There is a new kid in town in the world of botnets – isn't there always? A heavyweight spamming botnet known as Festi has only been tracked by researchers with Message Labs Intelligence since August, but is already responsible for approximately 5 percent of all global spam (around 2.5 billion spam emails per day) according to Paul Wood, senior analyst with Messagelabs, which keeps tabs on spam and botnet activity.
When a botnet like Festi pops onto the radar screen of security researchers, it not only poses the question of what is it doing and how much damage it can cause; there is also the issue of what to call it. For all of their prevalence and power online, when it comes to naming botnets, there is no real system in place.
A common practice so far has been to name it after the malware associated with it; this is a practice that has some drawbacks.
Wood explained Festi's history.
"The name came from Microsoft; they identified the malware behind it and gave it the catchiest name," Wood says. "Usually, a number of companies will identify the botnet at the same time and give it a name based on the botnet's characteristics. Its original name was backdoor.winnt/festi.a or backdoor.trojan. Backdoor droppers are common and that wouldn't stick, it would be too generic. Usually the name and convention comes from wording found within the actual software itself and that is used in some way. This one may have been related to a word like festival."

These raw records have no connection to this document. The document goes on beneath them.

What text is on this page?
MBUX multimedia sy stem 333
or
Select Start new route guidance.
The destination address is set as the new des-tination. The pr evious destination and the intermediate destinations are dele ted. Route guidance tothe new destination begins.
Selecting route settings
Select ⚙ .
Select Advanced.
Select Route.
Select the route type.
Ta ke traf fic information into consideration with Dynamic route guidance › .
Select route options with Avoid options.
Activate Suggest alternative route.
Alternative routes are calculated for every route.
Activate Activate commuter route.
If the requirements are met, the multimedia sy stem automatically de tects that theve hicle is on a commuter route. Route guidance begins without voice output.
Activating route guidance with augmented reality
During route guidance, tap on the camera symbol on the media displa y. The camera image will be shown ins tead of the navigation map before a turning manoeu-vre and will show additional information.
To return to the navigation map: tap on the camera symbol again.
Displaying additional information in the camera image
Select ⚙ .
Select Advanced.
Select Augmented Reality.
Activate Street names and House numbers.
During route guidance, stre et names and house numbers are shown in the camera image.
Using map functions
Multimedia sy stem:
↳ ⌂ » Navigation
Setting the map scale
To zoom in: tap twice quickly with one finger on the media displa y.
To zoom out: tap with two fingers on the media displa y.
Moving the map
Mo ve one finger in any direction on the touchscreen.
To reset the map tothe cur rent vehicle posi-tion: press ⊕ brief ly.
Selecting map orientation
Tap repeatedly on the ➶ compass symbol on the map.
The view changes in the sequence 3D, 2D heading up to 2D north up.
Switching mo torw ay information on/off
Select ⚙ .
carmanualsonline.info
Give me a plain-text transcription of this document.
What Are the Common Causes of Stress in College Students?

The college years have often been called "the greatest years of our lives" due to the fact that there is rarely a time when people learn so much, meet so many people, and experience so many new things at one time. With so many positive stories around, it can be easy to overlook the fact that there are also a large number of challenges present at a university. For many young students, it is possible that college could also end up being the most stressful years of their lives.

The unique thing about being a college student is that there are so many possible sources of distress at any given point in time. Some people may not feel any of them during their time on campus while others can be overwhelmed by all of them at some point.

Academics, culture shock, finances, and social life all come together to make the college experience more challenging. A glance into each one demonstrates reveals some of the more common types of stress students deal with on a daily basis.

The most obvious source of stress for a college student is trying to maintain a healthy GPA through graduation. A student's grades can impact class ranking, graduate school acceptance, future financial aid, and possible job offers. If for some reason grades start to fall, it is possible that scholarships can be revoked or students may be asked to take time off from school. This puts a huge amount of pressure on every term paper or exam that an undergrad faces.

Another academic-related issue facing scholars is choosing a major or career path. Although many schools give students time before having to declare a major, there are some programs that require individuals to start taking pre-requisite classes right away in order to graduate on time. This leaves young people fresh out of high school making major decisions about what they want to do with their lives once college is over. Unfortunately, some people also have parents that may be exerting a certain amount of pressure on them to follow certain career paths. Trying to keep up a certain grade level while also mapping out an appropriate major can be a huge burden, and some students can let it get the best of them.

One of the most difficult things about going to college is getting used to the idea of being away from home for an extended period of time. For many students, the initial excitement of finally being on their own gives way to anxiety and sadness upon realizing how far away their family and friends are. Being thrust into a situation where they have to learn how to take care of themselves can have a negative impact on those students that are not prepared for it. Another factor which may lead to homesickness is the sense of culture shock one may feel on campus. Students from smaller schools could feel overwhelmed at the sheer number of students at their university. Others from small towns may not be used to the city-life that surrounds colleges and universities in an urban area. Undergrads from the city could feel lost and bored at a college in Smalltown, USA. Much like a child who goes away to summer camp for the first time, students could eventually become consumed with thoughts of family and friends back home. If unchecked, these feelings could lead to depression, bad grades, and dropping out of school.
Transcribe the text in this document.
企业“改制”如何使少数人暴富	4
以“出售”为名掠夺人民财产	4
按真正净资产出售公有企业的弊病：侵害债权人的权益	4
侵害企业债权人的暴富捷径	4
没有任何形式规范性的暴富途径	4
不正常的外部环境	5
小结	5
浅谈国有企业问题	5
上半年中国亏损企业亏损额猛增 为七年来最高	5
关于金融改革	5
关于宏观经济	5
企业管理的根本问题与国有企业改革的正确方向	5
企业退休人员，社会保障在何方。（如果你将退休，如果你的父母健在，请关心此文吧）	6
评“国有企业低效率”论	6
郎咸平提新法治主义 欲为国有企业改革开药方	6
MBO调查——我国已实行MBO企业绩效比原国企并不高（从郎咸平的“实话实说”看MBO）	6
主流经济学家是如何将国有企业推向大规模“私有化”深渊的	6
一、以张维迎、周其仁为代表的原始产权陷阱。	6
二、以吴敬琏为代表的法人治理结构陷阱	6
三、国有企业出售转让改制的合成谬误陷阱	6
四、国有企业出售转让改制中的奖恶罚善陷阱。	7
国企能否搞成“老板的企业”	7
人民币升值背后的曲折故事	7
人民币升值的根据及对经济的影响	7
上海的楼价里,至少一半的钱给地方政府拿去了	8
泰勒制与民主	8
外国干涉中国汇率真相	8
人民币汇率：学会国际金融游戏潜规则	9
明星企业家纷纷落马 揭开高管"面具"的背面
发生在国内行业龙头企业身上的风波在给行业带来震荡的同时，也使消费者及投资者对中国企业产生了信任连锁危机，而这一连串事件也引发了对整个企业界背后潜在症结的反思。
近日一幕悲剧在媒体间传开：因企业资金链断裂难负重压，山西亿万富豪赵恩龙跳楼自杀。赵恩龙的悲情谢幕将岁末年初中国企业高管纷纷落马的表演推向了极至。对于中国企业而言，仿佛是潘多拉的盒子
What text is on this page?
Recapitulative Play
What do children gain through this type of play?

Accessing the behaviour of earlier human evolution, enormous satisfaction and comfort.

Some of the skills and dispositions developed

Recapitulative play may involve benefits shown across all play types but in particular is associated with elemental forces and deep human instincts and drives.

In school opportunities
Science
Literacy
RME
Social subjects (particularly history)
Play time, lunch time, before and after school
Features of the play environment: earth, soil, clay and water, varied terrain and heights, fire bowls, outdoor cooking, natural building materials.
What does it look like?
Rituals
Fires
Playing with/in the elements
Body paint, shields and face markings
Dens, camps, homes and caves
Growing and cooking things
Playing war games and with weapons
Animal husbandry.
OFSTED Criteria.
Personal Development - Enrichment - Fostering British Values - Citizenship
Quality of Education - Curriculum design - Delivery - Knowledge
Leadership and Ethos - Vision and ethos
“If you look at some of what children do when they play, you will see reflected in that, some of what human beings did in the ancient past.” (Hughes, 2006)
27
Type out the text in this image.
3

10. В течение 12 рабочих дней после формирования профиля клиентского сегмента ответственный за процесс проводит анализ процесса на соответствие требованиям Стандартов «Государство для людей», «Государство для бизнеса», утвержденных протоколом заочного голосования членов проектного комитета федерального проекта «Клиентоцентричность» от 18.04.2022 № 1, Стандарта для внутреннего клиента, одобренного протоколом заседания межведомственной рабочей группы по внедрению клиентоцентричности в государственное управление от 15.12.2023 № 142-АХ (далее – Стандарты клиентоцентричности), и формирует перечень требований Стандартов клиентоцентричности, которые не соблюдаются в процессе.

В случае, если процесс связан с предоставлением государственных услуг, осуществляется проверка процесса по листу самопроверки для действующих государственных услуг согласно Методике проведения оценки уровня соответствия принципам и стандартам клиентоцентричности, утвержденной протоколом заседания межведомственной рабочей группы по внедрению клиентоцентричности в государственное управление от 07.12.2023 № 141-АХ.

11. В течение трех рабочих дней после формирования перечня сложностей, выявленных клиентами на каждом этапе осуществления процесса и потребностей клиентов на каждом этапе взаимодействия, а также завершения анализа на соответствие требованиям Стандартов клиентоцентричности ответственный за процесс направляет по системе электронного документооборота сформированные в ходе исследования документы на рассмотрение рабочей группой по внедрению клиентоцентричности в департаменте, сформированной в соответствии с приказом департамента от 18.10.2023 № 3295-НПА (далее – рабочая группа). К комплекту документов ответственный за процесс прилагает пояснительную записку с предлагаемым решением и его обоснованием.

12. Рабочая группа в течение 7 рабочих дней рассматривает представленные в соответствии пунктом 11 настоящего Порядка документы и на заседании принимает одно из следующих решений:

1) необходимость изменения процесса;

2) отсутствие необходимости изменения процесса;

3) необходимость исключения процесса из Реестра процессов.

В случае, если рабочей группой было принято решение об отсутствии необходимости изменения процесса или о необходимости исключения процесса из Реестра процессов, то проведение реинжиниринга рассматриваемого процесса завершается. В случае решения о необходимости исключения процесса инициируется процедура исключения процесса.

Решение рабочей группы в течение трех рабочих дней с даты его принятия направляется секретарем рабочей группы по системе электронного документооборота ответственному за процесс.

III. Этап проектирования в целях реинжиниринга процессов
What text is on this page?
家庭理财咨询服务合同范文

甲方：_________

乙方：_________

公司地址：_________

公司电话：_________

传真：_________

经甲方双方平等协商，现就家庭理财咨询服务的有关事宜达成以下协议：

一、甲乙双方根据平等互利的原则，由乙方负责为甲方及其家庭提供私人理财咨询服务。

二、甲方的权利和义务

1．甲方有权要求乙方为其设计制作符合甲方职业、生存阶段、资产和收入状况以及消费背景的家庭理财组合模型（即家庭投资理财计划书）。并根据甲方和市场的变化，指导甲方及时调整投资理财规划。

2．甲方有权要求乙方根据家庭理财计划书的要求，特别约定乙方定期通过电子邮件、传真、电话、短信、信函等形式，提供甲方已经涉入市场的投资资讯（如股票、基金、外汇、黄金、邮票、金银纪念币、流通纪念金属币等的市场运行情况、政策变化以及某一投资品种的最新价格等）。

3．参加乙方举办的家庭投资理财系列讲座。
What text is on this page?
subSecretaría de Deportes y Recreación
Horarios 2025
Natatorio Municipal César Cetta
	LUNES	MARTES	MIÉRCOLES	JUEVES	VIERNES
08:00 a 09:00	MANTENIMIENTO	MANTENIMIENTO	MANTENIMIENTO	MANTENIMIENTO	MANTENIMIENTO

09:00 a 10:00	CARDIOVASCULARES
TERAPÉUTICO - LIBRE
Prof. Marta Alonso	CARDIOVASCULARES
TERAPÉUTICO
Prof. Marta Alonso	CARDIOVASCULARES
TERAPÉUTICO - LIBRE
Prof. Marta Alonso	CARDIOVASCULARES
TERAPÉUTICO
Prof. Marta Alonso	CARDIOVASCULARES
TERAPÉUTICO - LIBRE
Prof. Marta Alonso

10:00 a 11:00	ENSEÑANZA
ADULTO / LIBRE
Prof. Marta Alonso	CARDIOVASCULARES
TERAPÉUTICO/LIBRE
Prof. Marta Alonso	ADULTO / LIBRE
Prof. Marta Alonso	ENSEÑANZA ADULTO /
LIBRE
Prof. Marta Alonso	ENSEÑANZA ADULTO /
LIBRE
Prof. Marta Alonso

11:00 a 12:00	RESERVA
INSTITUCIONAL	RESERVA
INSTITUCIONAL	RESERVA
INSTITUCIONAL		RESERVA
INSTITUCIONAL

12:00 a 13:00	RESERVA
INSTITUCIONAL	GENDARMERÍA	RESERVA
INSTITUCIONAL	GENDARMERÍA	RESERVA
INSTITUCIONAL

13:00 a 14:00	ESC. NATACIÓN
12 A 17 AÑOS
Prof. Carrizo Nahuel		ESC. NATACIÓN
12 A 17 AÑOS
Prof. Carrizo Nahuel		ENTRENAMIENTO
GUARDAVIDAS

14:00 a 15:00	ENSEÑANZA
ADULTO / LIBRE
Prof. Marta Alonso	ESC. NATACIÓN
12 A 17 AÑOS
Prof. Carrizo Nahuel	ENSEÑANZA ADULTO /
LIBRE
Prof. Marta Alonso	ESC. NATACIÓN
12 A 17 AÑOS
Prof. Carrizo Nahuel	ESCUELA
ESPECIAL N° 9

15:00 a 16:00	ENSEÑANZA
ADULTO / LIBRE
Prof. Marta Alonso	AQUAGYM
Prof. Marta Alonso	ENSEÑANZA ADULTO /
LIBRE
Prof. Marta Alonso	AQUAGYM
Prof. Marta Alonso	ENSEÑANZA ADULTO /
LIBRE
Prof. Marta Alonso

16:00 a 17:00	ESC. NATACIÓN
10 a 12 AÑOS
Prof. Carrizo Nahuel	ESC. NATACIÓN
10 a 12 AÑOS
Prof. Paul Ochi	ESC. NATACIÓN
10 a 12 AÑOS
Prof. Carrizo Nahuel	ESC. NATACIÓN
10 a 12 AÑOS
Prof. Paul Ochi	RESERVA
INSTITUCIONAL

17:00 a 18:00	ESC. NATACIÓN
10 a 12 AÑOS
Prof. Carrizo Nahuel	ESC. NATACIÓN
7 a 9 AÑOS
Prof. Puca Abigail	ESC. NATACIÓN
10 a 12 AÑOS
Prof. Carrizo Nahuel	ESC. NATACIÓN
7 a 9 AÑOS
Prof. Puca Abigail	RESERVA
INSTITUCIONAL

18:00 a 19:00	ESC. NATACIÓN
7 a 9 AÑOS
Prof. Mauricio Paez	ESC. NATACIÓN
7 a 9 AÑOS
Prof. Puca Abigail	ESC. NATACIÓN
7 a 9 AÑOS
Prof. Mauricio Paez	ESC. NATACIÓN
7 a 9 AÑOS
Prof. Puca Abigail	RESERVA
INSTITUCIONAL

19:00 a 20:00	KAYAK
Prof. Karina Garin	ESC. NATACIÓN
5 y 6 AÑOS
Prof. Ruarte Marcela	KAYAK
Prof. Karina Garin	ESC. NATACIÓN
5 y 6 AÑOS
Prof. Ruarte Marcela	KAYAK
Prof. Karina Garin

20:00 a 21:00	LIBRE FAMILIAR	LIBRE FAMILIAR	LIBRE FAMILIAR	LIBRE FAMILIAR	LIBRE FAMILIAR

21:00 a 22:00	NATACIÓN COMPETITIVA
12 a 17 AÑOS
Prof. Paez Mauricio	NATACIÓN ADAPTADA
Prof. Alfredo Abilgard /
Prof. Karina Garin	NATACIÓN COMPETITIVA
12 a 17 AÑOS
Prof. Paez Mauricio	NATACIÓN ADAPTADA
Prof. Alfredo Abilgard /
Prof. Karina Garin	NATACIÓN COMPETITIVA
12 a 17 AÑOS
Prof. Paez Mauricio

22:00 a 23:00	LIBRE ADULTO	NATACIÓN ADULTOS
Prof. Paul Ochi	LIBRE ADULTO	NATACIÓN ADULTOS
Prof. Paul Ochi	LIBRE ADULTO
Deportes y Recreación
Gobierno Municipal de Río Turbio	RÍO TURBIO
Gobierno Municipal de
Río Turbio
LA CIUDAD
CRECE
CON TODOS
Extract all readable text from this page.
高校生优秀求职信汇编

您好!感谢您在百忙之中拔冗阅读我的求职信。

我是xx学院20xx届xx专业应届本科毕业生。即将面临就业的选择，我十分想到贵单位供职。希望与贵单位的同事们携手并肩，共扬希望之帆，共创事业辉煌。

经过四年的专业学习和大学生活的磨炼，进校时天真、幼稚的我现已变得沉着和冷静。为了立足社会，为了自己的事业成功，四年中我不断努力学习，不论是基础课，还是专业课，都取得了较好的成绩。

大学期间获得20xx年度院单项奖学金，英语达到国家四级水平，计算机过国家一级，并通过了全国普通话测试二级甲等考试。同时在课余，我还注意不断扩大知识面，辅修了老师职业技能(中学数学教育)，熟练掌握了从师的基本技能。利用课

Because the security industry lacks a uniform way to title botnets, the result is sometimes a long list of names for the same botnet that are used by different antivirus vendors and that can be confusing to customers. As it stands now, the infamous Conficker is also known as Downup, Downadup and Kido. The Srizbi botnet is also called Cbeplay and Exchanger. Kracken is also the botnet Bobax. Why they are called what they are called is up to the individual researchers who first identify them.
"A lot of time it depends on the first time we see bot in action and what it does," according to Andre DiMino, director of Shadowserver Foundation. This is a volunteer group of cybercrime busters who, in their free time, are dedicated to finding and stopping malicious activity such as botnets.
For instance Gumblar, a large botnet that made news earlier this year (and is possibly perking up again), first hit the gumblar.cn domain, says DiMino. Another, known as Avalanche, was deemed so because of what DiMino described as a preponderance of domain names being used by the botnet.
The naming dilemma can be a difficult one to tackle according to Vincent Weafer, vice president of Symantec's security response division. Over the years naming for malware has had a few ground rules.
"Don't name anything after the author," he says. "That was most important back when viruses were written for fame."
Weafer whipped off a few botnet names that have made headlines in recent years and did his best to recall how they got their titles. Among the more notable, he says, is Conficker, which is thought to be a combination of the English word configure and the German word ficker, which is obscene. The Storm botnet was named after a famous European storm and the associated spam that was going around related to it. Kracken is named after a legendary sea monster. And MegaD, a large spambot, got its name because it is known for spam that pushes Viagra and various male enhancement herbal remedies.
"You can guess what the D stands for after Mega," he says.
Gunter Ollmann, VP of research with security firm Damballa, believes it is time for a systematic approach to naming botnets that vendors can agree upon. Because botnets morph and change so frequently, he says, they rarely continue to have a meaningful association with the original malware sample that prompted researchers to name it in the first place.
"Botmasters don't restrict themselves to a single piece of malware," says Ollmann "They use multiple tools to generate multiple families of malware. To call a particular botnet after one piece of malware is naïve and doesn't really encompass what the actual threat is."
Ollmann also adds that the vast majority of malware has no real humanised name, and is seen simply as digits, which makes naming impossible. The result is a confusing landscape for enterprise customers who may be trying to clean up a mess made by a virulent worm, only to find various vendors using different names for the same problem.
"There is some work going on among AV vendors to come up with naming convention for the malware sites, but this is independent of the botnets," says Ollmann. "This has been going on for several years now. The most recent iteration of the discussion focused on how to transport the meta-data that describes the particular name threat of the malware. But there has been no visible progress the end user can make use of."
Ollmann says Damballa is now using a botnet naming system, with the agreement of customers, which favours a two-part name and works much like the hurricane naming system used by the National Weather Service. The first part of the name comes from a list of pre-agreed upon names. Once a botnet is identified, the name is used and it is crossed off the list. It becomes the name forever associated with that botnet. The second part of the name tracks the most common piece of malware that is currently associated with the botnet. While the botnet master changes their malware on a daily basis, they usually only change their malware family balance on a two-or-three day basis, says Ollmann. The second part of the name then changes to in order to reflect that fluctuation.
"So many of these are appearing it just becomes a case of assigning a human readable name and no other name associated with it," says Ollmann. "It is perhaps ungracious to name them with a hurricane naming system, but it speaks perhaps to the nature of this threat."